Heterogeneous graph and features vector size equalization


Based on the article https://docs.dgl.ai/en/latest/guide/training-link.html, I created a simple link prediction program. Heterogeneous graph, two types of nodes (user, product).

In all DGL documentation, the characteristics are given as follows:

hetero_graph.nodes ['user']. data ['feature'] = torch.randn (n_users, n_hetero_features)
hetero_graph.nodes ['item']. data ['feature'] = torch.randn (n_items, n_hetero_features)

What should I do when the feature vector is different for the user and the product? For example, a product has 10 features (price, category, promotion) and the user has only 2 (gender, country). Of course, the data is numerical.

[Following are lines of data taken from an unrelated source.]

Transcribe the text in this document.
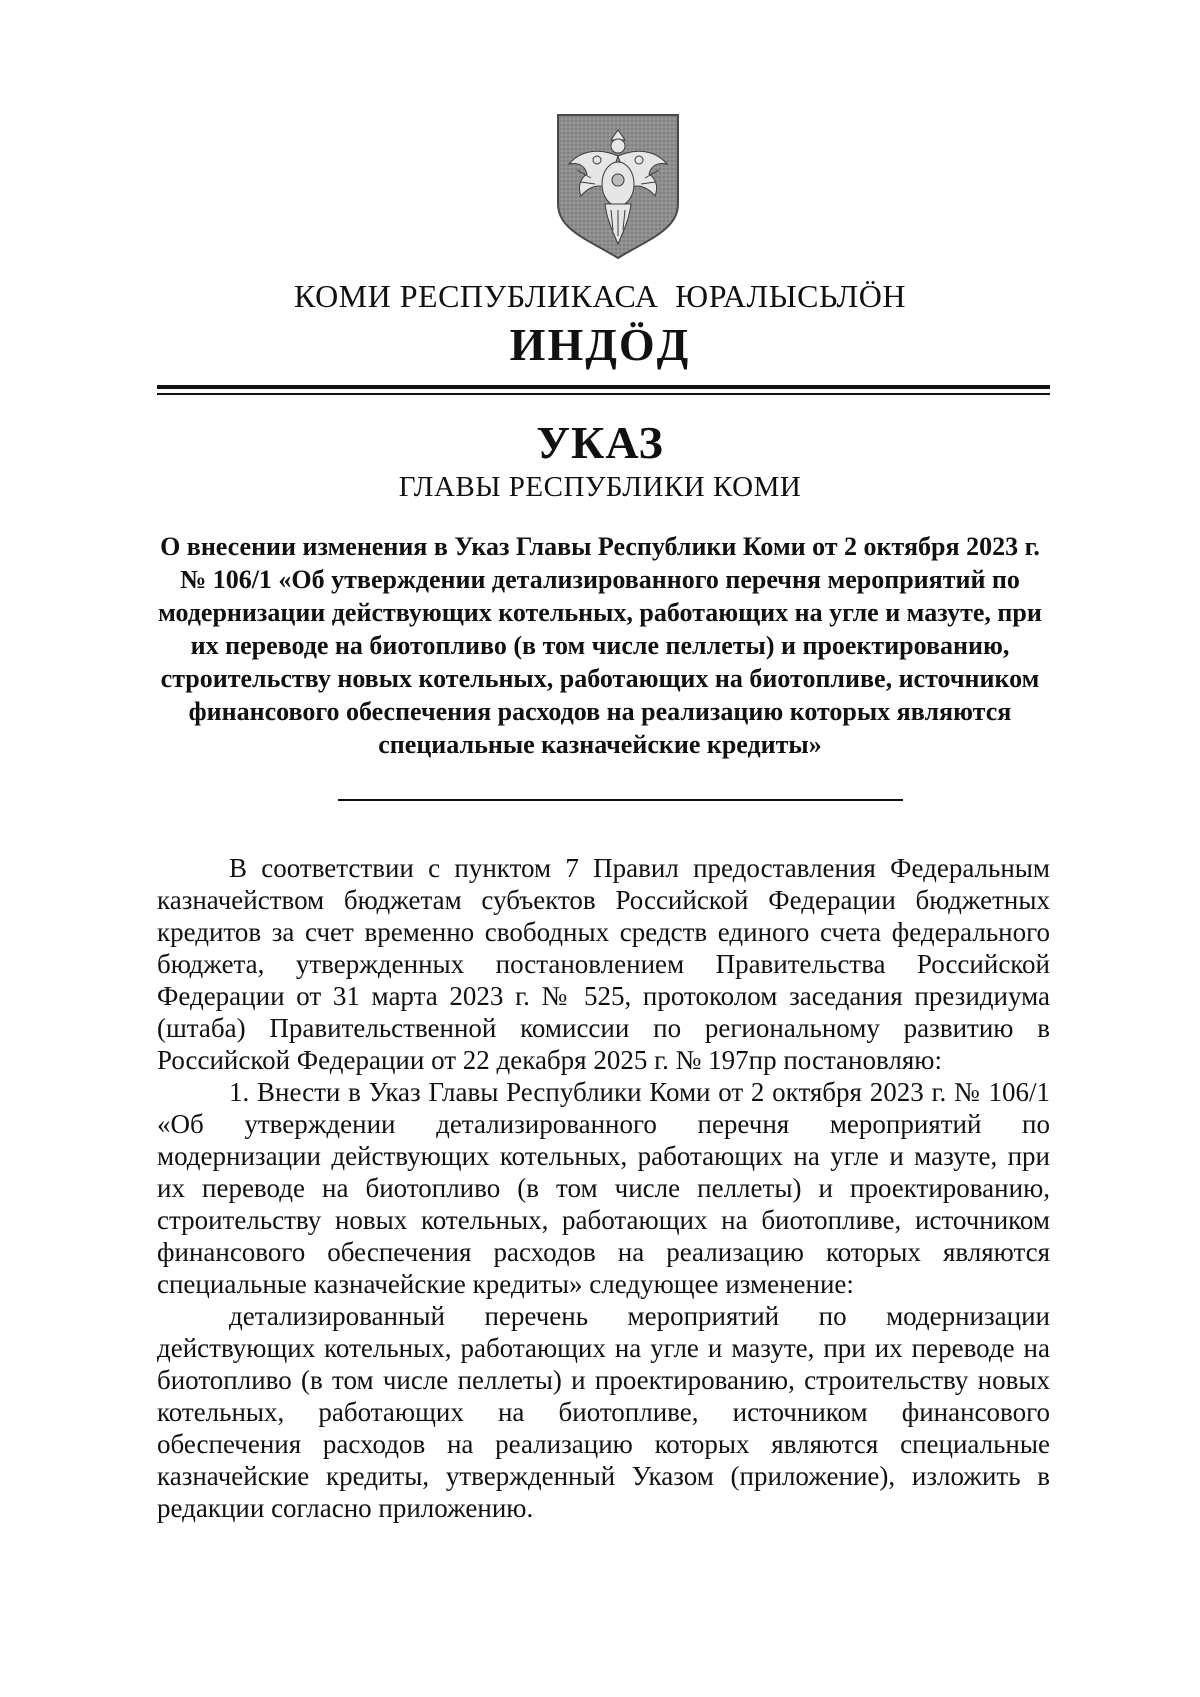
КОМИ РЕСПУБЛИКАСА  ЮРАЛЫСЬЛӦН
ИНДӦД
УКАЗ
ГЛАВЫ РЕСПУБЛИКИ КОМИ
О внесении изменения в Указ Главы Республики Коми от 2 октября 2023 г. № 106/1 «Об утверждении детализированного перечня мероприятий по модернизации действующих котельных, работающих на угле и мазуте, при их переводе на биотопливо (в том числе пеллеты) и проектированию, строительству новых котельных, работающих на биотопливе, источником финансового обеспечения расходов на реализацию которых являются специальные казначейские кредиты»

В соответствии с пунктом 7 Правил предоставления Федеральным казначейством бюджетам субъектов Российской Федерации бюджетных кредитов за счет временно свободных средств единого счета федерального бюджета, утвержденных постановлением Правительства Российской Федерации от 31 марта 2023 г. № 525, протоколом заседания президиума (штаба) Правительственной комиссии по региональному развитию в Российской Федерации от 22 декабря 2025 г. № 197пр постановляю:

1. Внести в Указ Главы Республики Коми от 2 октября 2023 г. № 106/1 «Об утверждении детализированного перечня мероприятий по модернизации действующих котельных, работающих на угле и мазуте, при их переводе на биотопливо (в том числе пеллеты) и проектированию, строительству новых котельных, работающих на биотопливе, источником финансового обеспечения расходов на реализацию которых являются специальные казначейские кредиты» следующее изменение:

детализированный перечень мероприятий по модернизации действующих котельных, работающих на угле и мазуте, при их переводе на биотопливо (в том числе пеллеты) и проектированию, строительству новых котельных, работающих на биотопливе, источником финансового обеспечения расходов на реализацию которых являются специальные казначейские кредиты, утвержденный Указом (приложение), изложить в редакции согласно приложению.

Can I somehow process before network training? Eg dimension reduction?

Do I have to extend or change the model? I am using the model from the DGL documentation:

class Model(nn.Module):
    def __init__(self, in_features, hidden_features, out_features):
        self.sage = SAGE(in_features, hidden_features, out_features)
        self.pred = DotProductPredictor()
    def forward(self, g, neg_g, x):
        h = self.sage(g, x)
        return self.pred(g, h), self.pred(neg_g, h)

Thanks in advance for your answer

Yes. For instance, you could project each feature into a hidden embedding with torch.nn.Embedding and sum them up before feeding into your Model.

Thank you very much! I’m already starting to analyze and learn torch.nn.Embedding (maybe I’ll come back with questions).

However, I have one more question. If I create two types of users with features e.g. [0,0,0,0,0,1,1,1,1,1] and [1,1,1,1,1,0,0,0,0, 0] and two types of elements with the features [0,0,1,1] and [1,1,0,0]. Then I will create a graph with a combination of ‘user’, ‘clicked’, ‘item and’ item ‘,’ clicked-by ‘,’ user ', use torch.nn.Embedding and calculate the embedding correctly.

How do I apply PCA embedding dimensions reductions and visualize it (scatter_matrix). Can I see the appropriate distribution of users and items? For example, a user with identical features clicking on items with similar features close to each other. Is this a good way to check the code/algorithms?